The New Yorker:

Did threatening a Third World War give Vladimir Putin a tactical victory in Syria this weekend? It seems that way: after days of Russian officials darkly hinting—at times shouting outright hysterically—that U.S. missile strikes in Syria would be met with an escalatory counterattack, the American military seems to have hit a more minimal, less provocative selection of targets.

On Saturday morning, Putin, unsurprisingly, offered up ritual bluster and outrage, calling the strikes “an act of aggression against a sovereign state that is at the forefront of the fight against terrorism,” and warning that “history will put everything in its place,” citing U.S. interventions in Yugoslavia, Iraq, and Libya.

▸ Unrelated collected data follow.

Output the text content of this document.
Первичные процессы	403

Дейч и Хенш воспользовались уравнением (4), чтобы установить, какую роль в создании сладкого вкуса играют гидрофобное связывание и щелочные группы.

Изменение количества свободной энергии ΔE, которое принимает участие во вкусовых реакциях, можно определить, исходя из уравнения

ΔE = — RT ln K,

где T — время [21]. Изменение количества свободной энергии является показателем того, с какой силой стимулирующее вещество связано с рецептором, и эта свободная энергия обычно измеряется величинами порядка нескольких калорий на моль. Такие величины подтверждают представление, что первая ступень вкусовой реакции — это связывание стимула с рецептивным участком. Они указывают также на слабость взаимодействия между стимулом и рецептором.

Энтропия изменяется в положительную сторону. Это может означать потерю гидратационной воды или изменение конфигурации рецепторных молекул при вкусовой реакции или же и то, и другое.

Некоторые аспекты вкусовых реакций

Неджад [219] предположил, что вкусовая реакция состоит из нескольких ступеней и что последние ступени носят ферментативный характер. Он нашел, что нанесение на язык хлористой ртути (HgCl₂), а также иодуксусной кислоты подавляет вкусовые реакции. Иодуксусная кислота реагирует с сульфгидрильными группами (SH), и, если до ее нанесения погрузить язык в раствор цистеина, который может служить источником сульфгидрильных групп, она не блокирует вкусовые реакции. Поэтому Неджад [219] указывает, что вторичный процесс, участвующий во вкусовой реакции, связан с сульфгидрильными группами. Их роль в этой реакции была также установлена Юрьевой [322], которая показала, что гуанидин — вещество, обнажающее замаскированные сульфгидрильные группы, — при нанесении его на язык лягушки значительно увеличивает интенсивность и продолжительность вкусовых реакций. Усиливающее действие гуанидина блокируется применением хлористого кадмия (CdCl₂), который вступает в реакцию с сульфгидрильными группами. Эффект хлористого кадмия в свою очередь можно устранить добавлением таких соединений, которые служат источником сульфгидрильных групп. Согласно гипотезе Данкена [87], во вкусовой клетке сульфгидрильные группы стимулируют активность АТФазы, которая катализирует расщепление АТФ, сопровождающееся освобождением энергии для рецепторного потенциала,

But that fiery rhetoric—more theatrical than substantive—may be the limit of Russia’s immediate reaction, or at least a signifier that its response will not be on the battlefield.

The Syrian military bases and facilities struck by the United States, United Kingdom, and France, were not targets of particular significance to Russian military operations in Syria or locations that housed Russian troops or equipment. In fact, it seems that Russia had some idea of what to expect ahead of time. General Joseph Dunford, the chairman of the Joint Chiefs of Staff, said that, although the U.S. military did not coördinate targets with Russia ahead of time, it used the “deconfliction” line between the two countries to warn where Western forces would be operating. However, a report in the Russian newspaper Kommersant on Saturday morning said that French military officials had in fact warned their Russian counterparts of the impending strikes. (A columnist in Kommersant dubbed the whole episode “war by agreement.”) In turn, an official close to the Assad regime told Reuters, “We had an early warning of the strike from the Russians.”